Hello! Is it possible to have a display mode just like default wireframe but without displaying hidden lines? In particular, I’m doing layouts for foam trays and it’s useful to have a side view to dimension the depth. If I could make a new display mode that only showed surface edges and ignored hidden lines, I could just set the detail view to use that display mode. The alternative seems to be using make2d and that can slow down my workflow when I have a lot of these to make.
I spoke too soon. When I go to print, any lines drawn in the pen display mode fail to draw as nice clean vectors.

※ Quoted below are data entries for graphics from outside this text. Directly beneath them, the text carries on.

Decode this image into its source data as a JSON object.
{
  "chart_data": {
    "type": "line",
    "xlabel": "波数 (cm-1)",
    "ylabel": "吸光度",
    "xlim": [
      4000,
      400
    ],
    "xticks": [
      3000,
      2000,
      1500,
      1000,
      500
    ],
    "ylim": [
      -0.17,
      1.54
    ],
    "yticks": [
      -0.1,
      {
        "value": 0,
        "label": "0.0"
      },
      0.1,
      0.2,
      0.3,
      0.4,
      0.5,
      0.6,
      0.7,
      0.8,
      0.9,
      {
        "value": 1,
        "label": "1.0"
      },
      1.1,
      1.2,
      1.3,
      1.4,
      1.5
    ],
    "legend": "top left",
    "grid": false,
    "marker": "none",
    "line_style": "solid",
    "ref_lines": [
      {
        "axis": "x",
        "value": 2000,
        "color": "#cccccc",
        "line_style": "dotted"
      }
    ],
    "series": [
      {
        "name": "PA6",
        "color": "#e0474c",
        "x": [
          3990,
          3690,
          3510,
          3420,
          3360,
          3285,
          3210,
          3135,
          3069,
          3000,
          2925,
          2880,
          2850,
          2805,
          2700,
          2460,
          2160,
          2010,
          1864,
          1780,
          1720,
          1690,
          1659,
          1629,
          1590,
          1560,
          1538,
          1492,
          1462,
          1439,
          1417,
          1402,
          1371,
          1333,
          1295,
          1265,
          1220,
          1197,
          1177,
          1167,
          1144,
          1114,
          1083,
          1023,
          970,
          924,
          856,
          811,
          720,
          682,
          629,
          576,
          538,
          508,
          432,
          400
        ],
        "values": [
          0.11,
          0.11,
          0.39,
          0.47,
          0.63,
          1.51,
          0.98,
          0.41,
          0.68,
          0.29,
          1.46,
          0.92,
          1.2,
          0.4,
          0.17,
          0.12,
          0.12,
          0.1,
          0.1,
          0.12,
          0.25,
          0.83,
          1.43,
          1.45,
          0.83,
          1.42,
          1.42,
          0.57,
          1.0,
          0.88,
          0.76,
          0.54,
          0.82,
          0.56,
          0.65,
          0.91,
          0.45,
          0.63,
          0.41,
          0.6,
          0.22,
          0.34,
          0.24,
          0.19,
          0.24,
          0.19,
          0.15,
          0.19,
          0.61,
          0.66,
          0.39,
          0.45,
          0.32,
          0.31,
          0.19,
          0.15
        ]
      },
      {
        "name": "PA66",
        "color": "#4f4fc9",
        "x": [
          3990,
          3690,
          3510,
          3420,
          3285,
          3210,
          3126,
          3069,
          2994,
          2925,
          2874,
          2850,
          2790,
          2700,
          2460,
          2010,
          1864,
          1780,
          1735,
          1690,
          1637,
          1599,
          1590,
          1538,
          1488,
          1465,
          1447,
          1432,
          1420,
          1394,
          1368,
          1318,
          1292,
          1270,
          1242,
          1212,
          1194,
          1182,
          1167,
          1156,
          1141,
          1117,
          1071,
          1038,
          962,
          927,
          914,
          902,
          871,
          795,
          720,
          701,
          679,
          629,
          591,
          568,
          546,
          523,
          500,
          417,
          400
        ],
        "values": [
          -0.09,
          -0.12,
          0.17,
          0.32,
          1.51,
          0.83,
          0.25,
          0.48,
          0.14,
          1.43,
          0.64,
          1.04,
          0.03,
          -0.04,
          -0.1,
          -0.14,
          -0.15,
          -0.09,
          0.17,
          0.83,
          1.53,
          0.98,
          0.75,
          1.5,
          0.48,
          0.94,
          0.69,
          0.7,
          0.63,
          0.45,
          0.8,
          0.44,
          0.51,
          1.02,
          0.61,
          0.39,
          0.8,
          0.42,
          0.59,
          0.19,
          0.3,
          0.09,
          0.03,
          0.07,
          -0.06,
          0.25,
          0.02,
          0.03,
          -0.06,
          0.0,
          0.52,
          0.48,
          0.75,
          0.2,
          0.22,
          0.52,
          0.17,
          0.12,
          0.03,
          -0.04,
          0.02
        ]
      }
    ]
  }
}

I’d like to make my own make my own display mode that prints like wireframe but hides hidden lines like pen, but it looks like they have hidden settings that govern what settings are available to change in the options menu. Am I correct in that assumption?
Hi there,
any news on that feature?
A pen / technical mode with vector output OR the ability of wireframe to not show hidden lines would be really precious. Thanks for an update!
Sandro
thanks, I looked into it and to a certain extend it fulfulls my needs; however a view with the optics of “shaded” with vector output would be really great!
I agree, it would be v useful to be able to turn off ‘hidden lines’ in display mode>wireframe in order to then print a vector pdf without hidden lines.
My experience is that Make2D is very heavy in terms of processing power, and also the linework the Make2D command generates is pretty messy. The option to print a vector pdf from display mode>wireframe would be a v useful alternative if it was possible to turn off hidden lines.
I’m curious how it was maden in VisualArq?
Was it a GH realisation or some kind of C#/Python? Or even deeper by somehow using Rhino SDK?
Can anybody give a clue? Thanks.
I am wondering this myself. McNeel says it is a rewrite of complex code but some third-party software devs have managed to script it, I think it is worth looking in to. I am not expecting this to be a part of Rhino for many years.
Here is a modified version of the Technical viewport mode with invisible hidden lines. Note that Rhino will need some time to calculate the occluded lines first. The waiting could be longer than 10-20 seconds for complex scenes. The performance is also much slower on complex scenes consisting hundreds of objects, so keep that in mind.
You can change the background colour to white or any other colour according to your liking.